Эти «пророческие» слова, введенные во 2-ю редакцию повести (1842), – не только дань идеологии «официальной народности» эпохи Николая I, не только аллюзия, напоминание о современном военно-политическом фоне повести (религиозные войны XVI в. – подавление польского восстания 1830–1831 гг.), но прежде всего ключ к образу Тараса.
Он действительно изображен как один из последних носителей героически-мессианского запорожского сознания, воплощение воинского духа и дикой вольницы – Сечи. Эта Сечь в изображении рассказчика, конечно, не совпадает с реальностью исторического Запорожья. Она символизирует пространство, свободное от оков чуждой, западно-католической государственности. В этом пространстве, объятом «бранным пламенем древле-мирного славянского духа», вызревает русско-украинская будущность. Сами по себе запорожцы – убежденные анархисты, жизнь их вполне разбойничья – или налет, или «околдовывающее пиршество». Но сами не ведая о том, они выполняют миссию хранителей грядущего величия России. Закваской этого величия, столько же политического, сколько и мистического, служит запорожское товарищество, религиозно-бытовое братство, выразителем и чуть ли не поэтом которого выступает в повести Тарас Бульба.

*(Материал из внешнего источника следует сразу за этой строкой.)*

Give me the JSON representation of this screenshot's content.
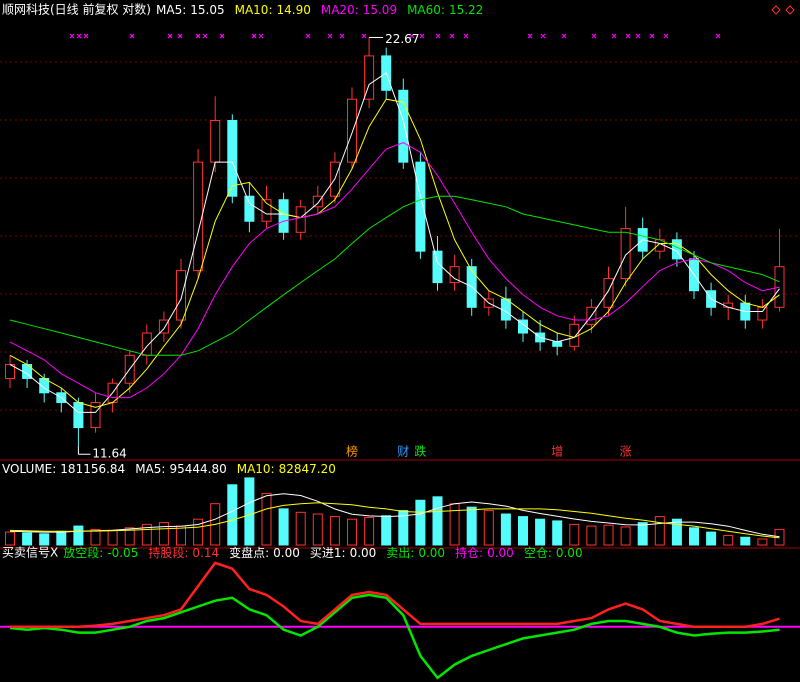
{
  "chart_data": [
    {
      "type": "candlestick",
      "title": "顺网科技(日线 前复权 对数)",
      "title_color": "#ffffff",
      "legend": [
        {
          "name": "MA5:",
          "value": 15.05,
          "color": "#ffffff"
        },
        {
          "name": "MA10:",
          "value": 14.9,
          "label": "14.90",
          "color": "#ffff00"
        },
        {
          "name": "MA20:",
          "value": 15.09,
          "color": "#ff00ff"
        },
        {
          "name": "MA60:",
          "value": 15.22,
          "color": "#00e600"
        }
      ],
      "log": true,
      "ylim": [
        11.4,
        24.1
      ],
      "up_color": "#ff3232",
      "down_color": "#54fcfc",
      "open": [
        13.0,
        13.3,
        13.0,
        12.7,
        12.5,
        12.0,
        12.5,
        12.9,
        13.5,
        14.0,
        14.3,
        15.5,
        18.5,
        19.8,
        17.5,
        16.8,
        17.4,
        16.5,
        17.2,
        17.5,
        18.5,
        20.5,
        22.0,
        20.8,
        18.5,
        16.0,
        15.2,
        15.6,
        14.6,
        14.8,
        14.3,
        14.0,
        13.8,
        13.7,
        14.2,
        14.6,
        15.3,
        16.6,
        16.0,
        16.3,
        15.8,
        15.0,
        14.6,
        14.7,
        14.3,
        14.6
      ],
      "high": [
        13.5,
        13.4,
        13.1,
        12.8,
        12.6,
        12.7,
        13.0,
        13.6,
        14.2,
        14.5,
        15.8,
        18.9,
        20.6,
        20.0,
        17.9,
        17.8,
        17.6,
        17.4,
        17.8,
        18.8,
        20.9,
        22.67,
        22.3,
        21.2,
        18.8,
        16.4,
        15.9,
        15.8,
        15.0,
        15.1,
        14.5,
        14.3,
        14.0,
        14.4,
        14.8,
        15.6,
        17.2,
        16.9,
        16.6,
        16.5,
        16.0,
        15.2,
        14.9,
        14.9,
        14.8,
        16.6
      ],
      "low": [
        12.8,
        12.8,
        12.5,
        12.3,
        11.64,
        11.9,
        12.3,
        12.7,
        13.3,
        13.8,
        14.1,
        15.3,
        18.2,
        17.3,
        16.5,
        16.6,
        16.3,
        16.3,
        17.0,
        17.3,
        18.3,
        20.2,
        20.5,
        18.3,
        15.8,
        15.0,
        15.0,
        14.4,
        14.4,
        14.1,
        13.8,
        13.6,
        13.5,
        13.6,
        14.0,
        14.4,
        15.1,
        15.8,
        15.8,
        15.6,
        14.8,
        14.4,
        14.3,
        14.1,
        14.1,
        14.5
      ],
      "close": [
        13.3,
        13.0,
        12.7,
        12.5,
        12.0,
        12.5,
        12.9,
        13.5,
        14.0,
        14.3,
        15.5,
        18.5,
        19.8,
        17.5,
        16.8,
        17.4,
        16.5,
        17.2,
        17.5,
        18.5,
        20.5,
        22.0,
        20.8,
        18.5,
        16.0,
        15.2,
        15.6,
        14.6,
        14.8,
        14.3,
        14.0,
        13.8,
        13.7,
        14.2,
        14.6,
        15.3,
        16.6,
        16.0,
        16.3,
        15.8,
        15.0,
        14.6,
        14.7,
        14.3,
        14.6,
        15.6
      ],
      "series": [
        {
          "color": "#ffffff",
          "values": [
            13.3,
            13.1,
            12.8,
            12.6,
            12.3,
            12.3,
            12.7,
            13.2,
            13.7,
            14.1,
            14.8,
            16.5,
            18.5,
            18.5,
            17.3,
            17.0,
            17.0,
            16.9,
            17.3,
            18.0,
            19.4,
            21.0,
            21.4,
            19.8,
            17.5,
            15.7,
            15.3,
            15.1,
            14.7,
            14.5,
            14.2,
            13.9,
            13.8,
            13.9,
            14.4,
            15.0,
            15.9,
            16.3,
            16.2,
            16.0,
            15.4,
            14.8,
            14.6,
            14.5,
            14.5,
            15.05
          ]
        },
        {
          "color": "#ffff00",
          "values": [
            13.5,
            13.3,
            13.0,
            12.8,
            12.5,
            12.4,
            12.5,
            12.8,
            13.2,
            13.7,
            14.2,
            15.3,
            16.8,
            17.8,
            17.9,
            17.3,
            17.0,
            16.9,
            17.0,
            17.4,
            18.3,
            19.6,
            20.5,
            20.4,
            19.2,
            17.6,
            16.3,
            15.5,
            15.0,
            14.8,
            14.5,
            14.2,
            14.0,
            13.9,
            14.1,
            14.5,
            15.2,
            15.8,
            16.2,
            16.2,
            15.9,
            15.4,
            15.0,
            14.7,
            14.6,
            14.9
          ]
        },
        {
          "color": "#ff00ff",
          "values": [
            13.8,
            13.6,
            13.4,
            13.1,
            12.9,
            12.7,
            12.6,
            12.6,
            12.8,
            13.1,
            13.5,
            14.1,
            14.9,
            15.6,
            16.2,
            16.6,
            16.8,
            16.9,
            17.0,
            17.2,
            17.7,
            18.3,
            18.9,
            19.1,
            18.8,
            18.1,
            17.3,
            16.5,
            15.8,
            15.3,
            14.9,
            14.6,
            14.4,
            14.3,
            14.3,
            14.4,
            14.7,
            15.1,
            15.5,
            15.7,
            15.8,
            15.7,
            15.5,
            15.2,
            15.0,
            15.09
          ]
        },
        {
          "color": "#00e600",
          "values": [
            14.3,
            14.2,
            14.1,
            14.0,
            13.9,
            13.8,
            13.7,
            13.6,
            13.5,
            13.5,
            13.5,
            13.6,
            13.8,
            14.0,
            14.3,
            14.6,
            14.9,
            15.2,
            15.5,
            15.8,
            16.2,
            16.6,
            16.9,
            17.2,
            17.4,
            17.5,
            17.5,
            17.4,
            17.3,
            17.2,
            17.0,
            16.9,
            16.8,
            16.7,
            16.6,
            16.5,
            16.5,
            16.4,
            16.3,
            16.1,
            15.9,
            15.7,
            15.6,
            15.5,
            15.4,
            15.22
          ]
        }
      ],
      "events": [
        {
          "index": 20,
          "text": "榜",
          "color": "#ff9900"
        },
        {
          "index": 23,
          "text": "财",
          "color": "#3399ff"
        },
        {
          "index": 24,
          "text": "跌",
          "color": "#00e600"
        },
        {
          "index": 32,
          "text": "增",
          "color": "#ff3232"
        },
        {
          "index": 36,
          "text": "涨",
          "color": "#ff3232"
        }
      ]
    },
    {
      "type": "bar",
      "legend": [
        {
          "name": "VOLUME:",
          "value": 181156.84,
          "color": "#ffffff"
        },
        {
          "name": "MA5:",
          "value": 95444.8,
          "label": "95444.80",
          "color": "#ffffff"
        },
        {
          "name": "MA10:",
          "value": 82847.2,
          "label": "82847.20",
          "color": "#ffff00"
        }
      ],
      "ylim": [
        0,
        930000
      ],
      "values": [
        150000,
        140000,
        130000,
        160000,
        220000,
        180000,
        170000,
        200000,
        240000,
        260000,
        220000,
        300000,
        480000,
        700000,
        780000,
        600000,
        420000,
        380000,
        360000,
        330000,
        300000,
        320000,
        340000,
        400000,
        520000,
        560000,
        480000,
        440000,
        400000,
        360000,
        330000,
        300000,
        280000,
        240000,
        220000,
        230000,
        210000,
        260000,
        330000,
        300000,
        200000,
        150000,
        110000,
        90000,
        70000,
        181156.84
      ],
      "series": [
        {
          "color": "#ffffff",
          "values": [
            160000,
            155000,
            150000,
            150000,
            160000,
            166000,
            172000,
            186000,
            202000,
            214000,
            218000,
            238000,
            300000,
            392000,
            492000,
            572000,
            596000,
            576000,
            508000,
            418000,
            358000,
            338000,
            330000,
            338000,
            362000,
            428000,
            480000,
            500000,
            480000,
            452000,
            402000,
            366000,
            334000,
            302000,
            274000,
            256000,
            236000,
            232000,
            250000,
            266000,
            266000,
            248000,
            218000,
            170000,
            124000,
            95444.8
          ]
        },
        {
          "color": "#ffff00",
          "values": [
            170000,
            165000,
            160000,
            158000,
            160000,
            162000,
            165000,
            172000,
            180000,
            190000,
            196000,
            208000,
            240000,
            290000,
            350000,
            420000,
            460000,
            480000,
            490000,
            480000,
            468000,
            440000,
            420000,
            390000,
            380000,
            390000,
            400000,
            410000,
            420000,
            420000,
            420000,
            420000,
            410000,
            390000,
            370000,
            340000,
            310000,
            290000,
            260000,
            240000,
            220000,
            190000,
            160000,
            130000,
            105000,
            82847.2
          ]
        }
      ]
    },
    {
      "type": "line",
      "title": "买卖信号X",
      "title_color": "#ffffff",
      "legend": [
        {
          "name": "放空段:",
          "value": -0.05,
          "color": "#00e600"
        },
        {
          "name": "持股段:",
          "value": 0.14,
          "color": "#ff3232"
        },
        {
          "name": "变盘点:",
          "value": 0,
          "label": "0.00",
          "color": "#ffffff"
        },
        {
          "name": "买进1:",
          "value": 0,
          "label": "0.00",
          "color": "#ffffff"
        },
        {
          "name": "卖出:",
          "value": 0,
          "label": "0.00",
          "color": "#00e600"
        },
        {
          "name": "持仓:",
          "value": 0,
          "label": "0.00",
          "color": "#ff00ff"
        },
        {
          "name": "空仓:",
          "value": 0,
          "label": "0.00",
          "color": "#00e600"
        }
      ],
      "ylim": [
        -0.95,
        1.15
      ],
      "yticks": [
        0
      ],
      "baseline_color": "#ff00ff",
      "series": [
        {
          "color": "#00e600",
          "values": [
            -0.02,
            -0.05,
            -0.02,
            -0.05,
            -0.1,
            -0.1,
            -0.05,
            0.0,
            0.1,
            0.15,
            0.25,
            0.35,
            0.45,
            0.5,
            0.3,
            0.2,
            -0.05,
            -0.15,
            0.0,
            0.25,
            0.5,
            0.55,
            0.5,
            0.2,
            -0.5,
            -0.88,
            -0.65,
            -0.5,
            -0.4,
            -0.3,
            -0.2,
            -0.15,
            -0.1,
            -0.05,
            0.05,
            0.1,
            0.1,
            0.05,
            0.0,
            -0.1,
            -0.15,
            -0.12,
            -0.1,
            -0.1,
            -0.08,
            -0.05
          ]
        },
        {
          "color": "#ff2020",
          "values": [
            0,
            0,
            0,
            0,
            0,
            0.02,
            0.05,
            0.1,
            0.15,
            0.2,
            0.3,
            0.7,
            1.1,
            1.0,
            0.65,
            0.55,
            0.35,
            0.1,
            0.05,
            0.3,
            0.55,
            0.6,
            0.55,
            0.3,
            0.05,
            0.05,
            0.05,
            0.05,
            0.05,
            0.05,
            0.05,
            0.05,
            0.05,
            0.1,
            0.15,
            0.3,
            0.4,
            0.3,
            0.1,
            0.05,
            0.0,
            0.0,
            0.0,
            0.0,
            0.05,
            0.14
          ]
        }
      ]
    }
  ]
}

Перед кровавой битвой у стен осажденного Дубно он произносит пламенную проповедь во славу товарищества, обращенную к той «половине» казачества, что пожелала остаться с ним в «проклятой Польше»: «Нет уз святее товарищества! Отец любит свое дитя, мать любит свое дитя, дитя любит отца и мать. Но это не то, братцы: любит и зверь свое дитя. Но породниться родством по душе, а не по крови, может один только человек. <…> Пусть же знают они все, что такое в русской земле товарищество!»
«Личный» подтекст этой речи ясен: Тарас только что пережил потрясение от вести об измене Андрия. Он отсекает от своего сердца «звериную» любовь отца к дитяти, чтобы ярче пламенеть любовью к товариществу, что выше семьи, выше родства по крови, вообще выше всего земного. Переживание товарищеского, братского единства может быть обострено, усилено отцовским чувством (сцена казни Остапа), но заменить, вытеснить его – не в состоянии.
Однако «личным» подтекстом смысл этой речи не исчерпывается. Религиозная лексика, риторические обороты, восходящие к церковной традиции, здесь не случайны. Сходясь в великую общность товарищества, запорожцы как бы образуют единое мистическое тело. Каждый из его членов по отдельности может погибнуть, но вместе они бессмертны.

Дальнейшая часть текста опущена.